2. What are the three biggest issues facing Richmond Hill? - Growth. This issue is wide ranging from traffic to construction to schools. My daughter is a product of the schools here in the Hill. Has it all been smooth, no, but I like to say teamwork makes the dream work.

Together, us, my daughter, her teachers and administrators have molded our little one into a future pillar of this city, I’m hopeful. I want this for every resident whose children attend school in this beautiful city. Traffic and construction. I believe the city has done as good a job as any, but like anything in life, improvement must never stop.

- Representation. This is something that I’m passionate about. Our council should reflect our community. This is an opportunity for us to do just that. There is a possibility that this will be a history making election in our small but strong city. I’m honored and humbled to possibly be a part of it. Once you have representation, our community will become more and more cohesive, and that means we will grow even stronger.

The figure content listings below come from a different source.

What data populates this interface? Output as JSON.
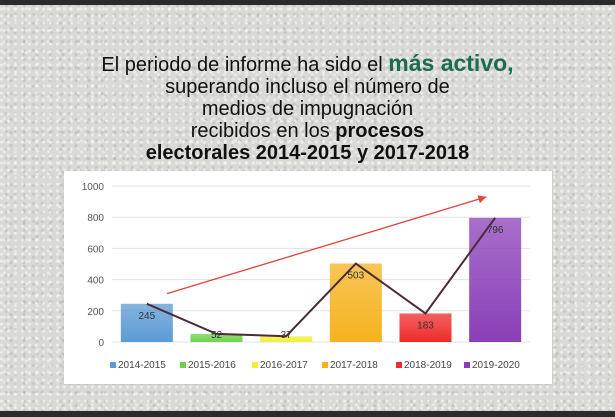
{
  "heading": {
    "line1_prefix": "El periodo de informe ha sido el ",
    "line1_accent": "más activo",
    "line1_suffix": ",",
    "line2": "superando incluso el número de",
    "line3": "medios de impugnación",
    "line4_prefix": "recibidos en los ",
    "line4_bold": "procesos",
    "line5": "electorales 2014-2015 y 2017-2018"
  },
  "chart_data": {
    "type": "bar",
    "title": "",
    "xlabel": "",
    "ylabel": "",
    "categories": [
      "2014-2015",
      "2015-2016",
      "2016-2017",
      "2017-2018",
      "2018-2019",
      "2019-2020"
    ],
    "values": [
      245,
      52,
      37,
      503,
      183,
      796
    ],
    "ylim": [
      0,
      1000
    ],
    "yticks": [
      "0",
      "200",
      "400",
      "600",
      "800",
      "1000"
    ],
    "colors": [
      "#5b9bd5",
      "#6fd14a",
      "#f2ee3a",
      "#f6b21f",
      "#ef2b2b",
      "#8a3fb8"
    ],
    "legend_position": "bottom",
    "grid": true,
    "overlay_line": "connects bar tops",
    "trend_arrow": "rising red arrow"
  }
}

-Taxes. Taxes are a necessary part of our lives, but the citizens of Richmond Hill are dutiful and will always do their part. It will be our jobs to make their part manageable.

3. How would you solve those issues?

- The city is on a good path. The further solution would begin with a conversation on how to improve what we are already doing. Working with planning and zoning and even getting ideas from our neighbors could yield a building block, or two.

- To keep ALL of Richmond Hill’s residents at the forefront. MarcUS for ALL of US. - I believe we can work to keep the same or lower by making sure the millage rate remains the same.

4. Why should voters choose you?

I always have been and always will be FOR ALL OF US. My parents lived through the civil rights era and taught us that fairness, justice and love for all is how we all win. I want to lift my city, our city, up. For when a rising tide raises all ships the sun will be that much brighter for us all.